Thankfully, you have an easy to access inventory screen to keep track of everything you have earned, bought and found and can equip and use items as necessary. There is also a map of the castle that you can use to see which parts you’ve been to and which parts you’ll have to back-track to once you’ve gained whatever magic or skill necessary to advance. While this might all seem like a lot to manage, the game and it’s secondary screens are intuitive enough that it takes very little time to learn. Also, it is not necessary to constantly go back and forth from weapon/item screen to game screen, so you don’t have to worry about interrupting the flow of the game too often.
Alucard is the man, even though he may be mistaken as a woman at first glance with his long, flowing locks and feminine facial features. Don’t be confused though, this androgynous man-beast is a bad-ass. It helps tremendously that the programmers made his movements some of the most fluid jumping, striking, and dodging for any character in any video game, ever.
All of Dracula’s castle is a work of pixelated art, but my personal favorite is the underground caverns. The layout of the caverns force you to revisit them multiple times throughout the game as your experience and abilities change/increase. I like the grotesque water creatures that exist in the caverns. I like the mid-tempo electronic music that plays. I like the waterfalls that cascade down and all the secrets the caverns hide from you. Even the creepy Ferryman with his Crypt Keeper speaking voice is endearing. The only thing I don’t like about the caverns….those darn toads.

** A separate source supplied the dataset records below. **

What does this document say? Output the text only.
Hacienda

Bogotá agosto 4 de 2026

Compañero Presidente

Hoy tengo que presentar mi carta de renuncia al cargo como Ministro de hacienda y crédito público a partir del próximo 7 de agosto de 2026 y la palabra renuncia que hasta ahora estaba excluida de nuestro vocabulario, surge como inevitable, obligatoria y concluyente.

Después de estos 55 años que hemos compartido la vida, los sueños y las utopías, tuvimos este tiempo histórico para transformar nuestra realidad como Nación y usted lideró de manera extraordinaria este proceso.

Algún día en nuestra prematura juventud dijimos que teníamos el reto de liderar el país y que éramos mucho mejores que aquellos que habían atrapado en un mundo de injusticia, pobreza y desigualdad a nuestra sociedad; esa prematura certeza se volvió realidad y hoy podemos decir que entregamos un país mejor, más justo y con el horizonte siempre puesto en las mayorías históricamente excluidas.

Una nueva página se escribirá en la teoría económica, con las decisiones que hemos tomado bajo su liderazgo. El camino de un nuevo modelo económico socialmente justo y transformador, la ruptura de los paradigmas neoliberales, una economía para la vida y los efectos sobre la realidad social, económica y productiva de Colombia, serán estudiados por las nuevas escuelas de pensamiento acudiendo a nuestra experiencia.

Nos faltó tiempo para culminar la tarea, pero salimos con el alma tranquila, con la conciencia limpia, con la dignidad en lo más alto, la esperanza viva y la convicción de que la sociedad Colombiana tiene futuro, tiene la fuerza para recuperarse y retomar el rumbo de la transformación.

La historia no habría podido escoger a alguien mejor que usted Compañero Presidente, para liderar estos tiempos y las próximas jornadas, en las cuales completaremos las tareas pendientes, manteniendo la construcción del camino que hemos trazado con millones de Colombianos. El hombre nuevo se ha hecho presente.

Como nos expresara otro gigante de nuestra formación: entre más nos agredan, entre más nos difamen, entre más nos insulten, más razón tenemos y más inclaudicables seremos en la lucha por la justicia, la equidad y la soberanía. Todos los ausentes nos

There are a lot, and I mean a lot, of weapons and items for Alucard to obtain in Symphony of the Night, but many of them are indiscriminate from each other. What really matters in this game are the relics. You gain relics typically after completing a section of the castle or defeating a particular enemy. Some can be found through trial and error and *cough, cough* walkthroughs posted online. Most of the relics must be found in order to progress through the game, however. One relic in particular, the Soul of Bat, allows Alucard to turn into a bat, which in turn allows him to access areas of the castle that he’s never been able to access before. Castlevania: Symphony of the Night does a great job of showing you early on what you can’t access, so it’s up to you to remember where you now have access to once the Soul of Bat is found. It’s one of the most satisfying acquisitions in a game filled to the brim with them.